Together with another two islands, this place brings back memories of the city’s seafaring past and offers an almost fictitious landscape with its sleeping shipyards and old distilleries, for which time stopped many years ago.
This zone was part of the development plan of the city’s first phase of expansion in 1612. Since these western islands lay outside the circuit of the great canals, which was occupied by the bourgeoisie and populated by noble residences, these western islands lacked any aesthetic interest whatsoever for the city.
The main objective in building this western port was to accommodate shipyards, forges, wood stores or tar distilleries. Something of the dirty, grey, scrap laden landscape of the time can still be discerned in this zone, which has the appeal of decadent industrial areas.

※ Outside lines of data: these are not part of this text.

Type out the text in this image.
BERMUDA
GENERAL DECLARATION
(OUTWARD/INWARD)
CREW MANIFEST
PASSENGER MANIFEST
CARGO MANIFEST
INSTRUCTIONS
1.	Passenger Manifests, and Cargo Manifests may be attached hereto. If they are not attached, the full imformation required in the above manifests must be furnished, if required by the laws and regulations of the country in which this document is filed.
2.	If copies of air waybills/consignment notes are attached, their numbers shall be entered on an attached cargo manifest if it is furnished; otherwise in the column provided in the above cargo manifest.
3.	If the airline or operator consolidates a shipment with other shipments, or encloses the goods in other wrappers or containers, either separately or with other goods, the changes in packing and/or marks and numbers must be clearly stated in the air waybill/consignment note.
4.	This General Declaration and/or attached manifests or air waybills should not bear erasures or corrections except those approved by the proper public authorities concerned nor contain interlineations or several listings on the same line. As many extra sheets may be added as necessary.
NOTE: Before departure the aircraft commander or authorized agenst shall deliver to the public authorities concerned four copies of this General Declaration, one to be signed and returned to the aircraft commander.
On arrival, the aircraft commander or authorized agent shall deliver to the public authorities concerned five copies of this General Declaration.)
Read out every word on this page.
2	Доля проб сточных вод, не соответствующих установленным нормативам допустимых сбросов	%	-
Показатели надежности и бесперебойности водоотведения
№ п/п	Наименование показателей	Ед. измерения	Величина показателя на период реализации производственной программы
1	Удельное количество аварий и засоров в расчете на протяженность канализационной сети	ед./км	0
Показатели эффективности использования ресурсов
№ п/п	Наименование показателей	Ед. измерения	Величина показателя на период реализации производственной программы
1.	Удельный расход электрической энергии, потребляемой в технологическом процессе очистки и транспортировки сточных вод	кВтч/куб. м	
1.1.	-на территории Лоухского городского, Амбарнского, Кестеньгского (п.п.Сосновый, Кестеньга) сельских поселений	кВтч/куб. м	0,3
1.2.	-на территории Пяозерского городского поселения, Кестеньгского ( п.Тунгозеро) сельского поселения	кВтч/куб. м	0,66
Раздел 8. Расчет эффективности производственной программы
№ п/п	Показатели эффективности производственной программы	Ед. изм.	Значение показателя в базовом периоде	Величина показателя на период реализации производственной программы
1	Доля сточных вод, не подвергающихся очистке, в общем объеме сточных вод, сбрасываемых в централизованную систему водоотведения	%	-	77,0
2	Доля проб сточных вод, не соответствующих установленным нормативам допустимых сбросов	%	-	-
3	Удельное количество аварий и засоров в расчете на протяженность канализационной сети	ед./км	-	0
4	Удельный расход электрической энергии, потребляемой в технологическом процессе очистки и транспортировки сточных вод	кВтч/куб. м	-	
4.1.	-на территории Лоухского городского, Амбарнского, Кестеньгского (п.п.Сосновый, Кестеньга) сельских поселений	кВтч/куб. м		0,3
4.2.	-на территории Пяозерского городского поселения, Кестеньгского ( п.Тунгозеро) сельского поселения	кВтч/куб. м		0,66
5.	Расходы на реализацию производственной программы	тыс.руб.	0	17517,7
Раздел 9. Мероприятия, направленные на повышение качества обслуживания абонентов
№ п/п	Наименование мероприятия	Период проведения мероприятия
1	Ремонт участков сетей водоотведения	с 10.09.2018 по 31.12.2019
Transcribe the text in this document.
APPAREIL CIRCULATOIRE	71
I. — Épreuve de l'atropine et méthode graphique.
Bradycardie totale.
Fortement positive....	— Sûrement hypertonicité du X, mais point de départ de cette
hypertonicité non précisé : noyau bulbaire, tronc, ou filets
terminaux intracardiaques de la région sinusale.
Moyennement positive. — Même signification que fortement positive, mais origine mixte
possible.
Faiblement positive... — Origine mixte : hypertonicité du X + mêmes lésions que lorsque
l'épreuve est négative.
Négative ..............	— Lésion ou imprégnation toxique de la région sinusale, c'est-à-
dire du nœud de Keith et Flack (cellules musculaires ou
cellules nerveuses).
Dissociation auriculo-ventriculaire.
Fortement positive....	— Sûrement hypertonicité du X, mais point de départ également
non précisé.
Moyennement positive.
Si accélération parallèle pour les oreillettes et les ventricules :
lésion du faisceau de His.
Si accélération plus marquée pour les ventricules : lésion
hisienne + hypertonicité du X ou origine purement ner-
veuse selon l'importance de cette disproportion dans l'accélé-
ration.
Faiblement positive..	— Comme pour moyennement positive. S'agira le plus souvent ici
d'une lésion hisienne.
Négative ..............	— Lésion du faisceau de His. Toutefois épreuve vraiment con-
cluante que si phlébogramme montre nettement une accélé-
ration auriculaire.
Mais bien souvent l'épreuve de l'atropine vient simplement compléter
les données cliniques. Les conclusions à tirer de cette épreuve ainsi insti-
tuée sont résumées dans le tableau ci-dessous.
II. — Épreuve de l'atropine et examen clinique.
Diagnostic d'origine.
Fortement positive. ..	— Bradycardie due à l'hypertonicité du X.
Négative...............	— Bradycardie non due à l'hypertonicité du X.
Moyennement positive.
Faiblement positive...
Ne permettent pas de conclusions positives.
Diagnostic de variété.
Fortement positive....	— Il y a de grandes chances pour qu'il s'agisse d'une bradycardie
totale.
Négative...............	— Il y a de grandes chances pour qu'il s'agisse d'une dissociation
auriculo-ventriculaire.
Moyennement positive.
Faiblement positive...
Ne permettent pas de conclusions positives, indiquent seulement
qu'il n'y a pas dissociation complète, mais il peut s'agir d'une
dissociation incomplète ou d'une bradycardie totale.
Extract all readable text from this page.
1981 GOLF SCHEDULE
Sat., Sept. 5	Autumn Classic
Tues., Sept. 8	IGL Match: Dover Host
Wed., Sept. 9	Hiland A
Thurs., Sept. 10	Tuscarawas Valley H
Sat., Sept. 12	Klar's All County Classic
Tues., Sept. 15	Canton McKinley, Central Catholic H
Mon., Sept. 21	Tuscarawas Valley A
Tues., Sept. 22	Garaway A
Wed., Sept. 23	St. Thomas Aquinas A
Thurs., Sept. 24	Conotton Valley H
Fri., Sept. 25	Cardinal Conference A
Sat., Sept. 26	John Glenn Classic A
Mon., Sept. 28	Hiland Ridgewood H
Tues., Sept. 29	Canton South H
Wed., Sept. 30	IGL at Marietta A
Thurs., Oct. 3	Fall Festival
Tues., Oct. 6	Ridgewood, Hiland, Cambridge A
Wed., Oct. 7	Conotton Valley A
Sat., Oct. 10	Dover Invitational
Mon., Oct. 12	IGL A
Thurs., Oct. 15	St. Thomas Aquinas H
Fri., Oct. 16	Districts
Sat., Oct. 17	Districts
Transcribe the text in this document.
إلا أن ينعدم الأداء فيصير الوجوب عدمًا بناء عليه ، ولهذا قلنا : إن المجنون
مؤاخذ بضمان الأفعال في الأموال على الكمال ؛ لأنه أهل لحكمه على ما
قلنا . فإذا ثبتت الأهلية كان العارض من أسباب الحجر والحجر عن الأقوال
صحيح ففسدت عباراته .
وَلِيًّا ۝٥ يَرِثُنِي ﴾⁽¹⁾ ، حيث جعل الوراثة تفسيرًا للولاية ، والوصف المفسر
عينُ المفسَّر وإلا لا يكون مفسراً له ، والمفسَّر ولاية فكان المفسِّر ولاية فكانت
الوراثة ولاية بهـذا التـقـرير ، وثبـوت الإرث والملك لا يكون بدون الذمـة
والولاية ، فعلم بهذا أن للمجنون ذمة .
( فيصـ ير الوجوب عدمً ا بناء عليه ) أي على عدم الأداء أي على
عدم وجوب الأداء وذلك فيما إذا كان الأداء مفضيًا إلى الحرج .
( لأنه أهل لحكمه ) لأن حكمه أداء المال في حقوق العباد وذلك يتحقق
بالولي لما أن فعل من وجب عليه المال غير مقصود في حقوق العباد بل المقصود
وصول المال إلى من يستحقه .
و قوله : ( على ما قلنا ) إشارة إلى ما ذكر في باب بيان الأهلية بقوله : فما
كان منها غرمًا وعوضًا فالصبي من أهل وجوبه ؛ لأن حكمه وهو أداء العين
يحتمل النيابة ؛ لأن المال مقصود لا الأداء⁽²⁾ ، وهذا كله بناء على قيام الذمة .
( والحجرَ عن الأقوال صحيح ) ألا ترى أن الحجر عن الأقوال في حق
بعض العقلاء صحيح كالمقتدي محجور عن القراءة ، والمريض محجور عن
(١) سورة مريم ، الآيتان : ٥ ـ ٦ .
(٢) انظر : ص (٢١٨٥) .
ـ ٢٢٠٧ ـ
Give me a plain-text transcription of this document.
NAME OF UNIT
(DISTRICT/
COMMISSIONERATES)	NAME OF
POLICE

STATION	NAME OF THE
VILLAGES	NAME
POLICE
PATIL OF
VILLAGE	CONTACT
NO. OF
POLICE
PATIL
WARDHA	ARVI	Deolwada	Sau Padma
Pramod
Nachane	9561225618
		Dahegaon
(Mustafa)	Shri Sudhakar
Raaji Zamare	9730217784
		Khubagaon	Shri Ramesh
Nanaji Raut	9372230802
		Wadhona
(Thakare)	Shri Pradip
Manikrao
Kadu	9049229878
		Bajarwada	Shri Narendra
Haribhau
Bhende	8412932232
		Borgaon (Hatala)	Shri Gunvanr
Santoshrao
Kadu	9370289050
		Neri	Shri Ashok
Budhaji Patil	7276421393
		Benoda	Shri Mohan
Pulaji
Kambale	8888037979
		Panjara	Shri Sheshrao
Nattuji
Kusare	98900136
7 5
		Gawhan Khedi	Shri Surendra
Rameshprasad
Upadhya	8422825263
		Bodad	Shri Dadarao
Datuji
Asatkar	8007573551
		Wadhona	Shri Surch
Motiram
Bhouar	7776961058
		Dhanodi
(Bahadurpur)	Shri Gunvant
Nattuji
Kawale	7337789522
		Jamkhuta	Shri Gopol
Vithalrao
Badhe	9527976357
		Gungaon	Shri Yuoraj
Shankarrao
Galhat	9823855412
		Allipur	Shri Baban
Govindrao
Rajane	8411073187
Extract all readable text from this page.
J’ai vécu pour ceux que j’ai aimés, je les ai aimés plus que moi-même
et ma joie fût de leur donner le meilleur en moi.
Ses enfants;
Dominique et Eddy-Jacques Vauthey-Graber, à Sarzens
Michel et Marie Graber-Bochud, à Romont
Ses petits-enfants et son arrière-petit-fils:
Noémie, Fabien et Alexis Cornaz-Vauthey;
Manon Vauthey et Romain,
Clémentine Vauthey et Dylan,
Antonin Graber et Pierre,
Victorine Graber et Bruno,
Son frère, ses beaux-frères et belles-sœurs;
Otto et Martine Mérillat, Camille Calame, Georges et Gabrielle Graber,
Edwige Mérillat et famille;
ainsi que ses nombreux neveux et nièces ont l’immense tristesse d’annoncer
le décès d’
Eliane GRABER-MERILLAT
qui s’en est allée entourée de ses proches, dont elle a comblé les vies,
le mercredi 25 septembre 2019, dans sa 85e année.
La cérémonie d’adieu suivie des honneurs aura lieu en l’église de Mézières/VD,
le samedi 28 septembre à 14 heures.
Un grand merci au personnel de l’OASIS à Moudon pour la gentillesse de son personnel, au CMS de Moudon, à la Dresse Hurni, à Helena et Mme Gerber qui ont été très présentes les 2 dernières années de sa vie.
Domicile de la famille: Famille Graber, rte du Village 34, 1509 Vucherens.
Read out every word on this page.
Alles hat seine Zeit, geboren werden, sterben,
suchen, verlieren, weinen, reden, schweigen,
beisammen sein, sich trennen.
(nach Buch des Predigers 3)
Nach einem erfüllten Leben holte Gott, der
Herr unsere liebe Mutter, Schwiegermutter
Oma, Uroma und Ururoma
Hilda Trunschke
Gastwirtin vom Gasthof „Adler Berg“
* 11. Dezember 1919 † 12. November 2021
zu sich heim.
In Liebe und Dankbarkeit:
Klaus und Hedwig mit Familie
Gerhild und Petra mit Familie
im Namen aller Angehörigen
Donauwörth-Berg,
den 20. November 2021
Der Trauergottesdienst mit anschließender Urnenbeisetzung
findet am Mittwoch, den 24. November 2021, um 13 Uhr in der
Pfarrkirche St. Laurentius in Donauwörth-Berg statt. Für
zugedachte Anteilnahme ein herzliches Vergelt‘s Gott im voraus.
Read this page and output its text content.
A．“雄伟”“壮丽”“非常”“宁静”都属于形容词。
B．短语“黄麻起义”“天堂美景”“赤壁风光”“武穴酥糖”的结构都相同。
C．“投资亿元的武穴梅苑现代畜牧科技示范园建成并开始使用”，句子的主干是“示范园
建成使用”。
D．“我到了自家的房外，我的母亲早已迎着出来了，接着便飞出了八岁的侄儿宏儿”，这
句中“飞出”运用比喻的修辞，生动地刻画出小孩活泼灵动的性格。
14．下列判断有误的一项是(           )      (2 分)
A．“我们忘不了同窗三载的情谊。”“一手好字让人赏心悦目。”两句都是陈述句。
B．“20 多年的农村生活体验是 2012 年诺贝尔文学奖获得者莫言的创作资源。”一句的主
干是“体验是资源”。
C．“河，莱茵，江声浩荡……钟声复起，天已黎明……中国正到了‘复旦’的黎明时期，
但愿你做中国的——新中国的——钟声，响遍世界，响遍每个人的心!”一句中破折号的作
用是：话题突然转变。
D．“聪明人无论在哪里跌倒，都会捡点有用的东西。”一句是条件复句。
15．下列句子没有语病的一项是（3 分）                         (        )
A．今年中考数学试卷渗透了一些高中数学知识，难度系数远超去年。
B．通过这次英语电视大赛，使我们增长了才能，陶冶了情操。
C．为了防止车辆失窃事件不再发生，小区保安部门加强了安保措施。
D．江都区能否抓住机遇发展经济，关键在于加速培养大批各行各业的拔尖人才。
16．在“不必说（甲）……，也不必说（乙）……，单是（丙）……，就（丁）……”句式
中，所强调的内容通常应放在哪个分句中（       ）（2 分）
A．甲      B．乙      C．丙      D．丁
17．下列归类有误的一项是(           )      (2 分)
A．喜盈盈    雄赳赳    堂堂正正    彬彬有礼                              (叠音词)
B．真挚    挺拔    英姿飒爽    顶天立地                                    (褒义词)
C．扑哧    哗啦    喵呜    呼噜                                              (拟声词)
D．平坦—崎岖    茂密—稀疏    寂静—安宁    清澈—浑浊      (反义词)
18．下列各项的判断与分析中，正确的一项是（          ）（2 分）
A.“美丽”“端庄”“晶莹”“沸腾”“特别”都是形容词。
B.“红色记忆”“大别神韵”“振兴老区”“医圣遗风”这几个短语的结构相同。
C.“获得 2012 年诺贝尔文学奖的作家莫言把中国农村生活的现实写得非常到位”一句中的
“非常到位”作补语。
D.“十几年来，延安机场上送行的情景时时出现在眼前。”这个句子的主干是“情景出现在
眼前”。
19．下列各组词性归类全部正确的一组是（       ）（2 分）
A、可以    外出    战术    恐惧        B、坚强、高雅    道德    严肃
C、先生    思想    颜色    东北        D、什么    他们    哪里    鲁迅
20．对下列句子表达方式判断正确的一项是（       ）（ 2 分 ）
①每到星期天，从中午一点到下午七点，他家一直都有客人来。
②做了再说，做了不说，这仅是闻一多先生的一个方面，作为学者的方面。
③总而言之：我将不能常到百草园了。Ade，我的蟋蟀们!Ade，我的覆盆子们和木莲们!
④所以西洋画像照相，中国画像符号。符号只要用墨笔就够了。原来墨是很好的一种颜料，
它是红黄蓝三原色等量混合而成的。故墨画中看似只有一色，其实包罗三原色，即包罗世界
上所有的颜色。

There is a beautiful legend from Prince’s Island that tells of the miracle houses. The story goes that in them, Jetske Klaes, who had suffered paralysis in his legs for over ten years, received a visit from an angel on this island and was cured. However, do not try too hard to find the houses in which the miracle occurred because a need for new warehouses proved more important than faith and they were demolished in 1733 to construct the new stores.
This zone has still managed to escape demolition, although it is rather depressed because of disuse. In recent times, however, some artists has established studios, social centres and lofts in the industrial buildings that are still standing.
As for the rest, the empty warehouses seem to be waiting for cargo that will never arrive. Tar does not stain the quayside any more and the shipyard workers no longer work against the clock. The old industrial zone is now truly ancient. In fact, time has stopped and Prince’s Island has no crown, even though it still maintains the grey, nostalgic majesty of yesteryear.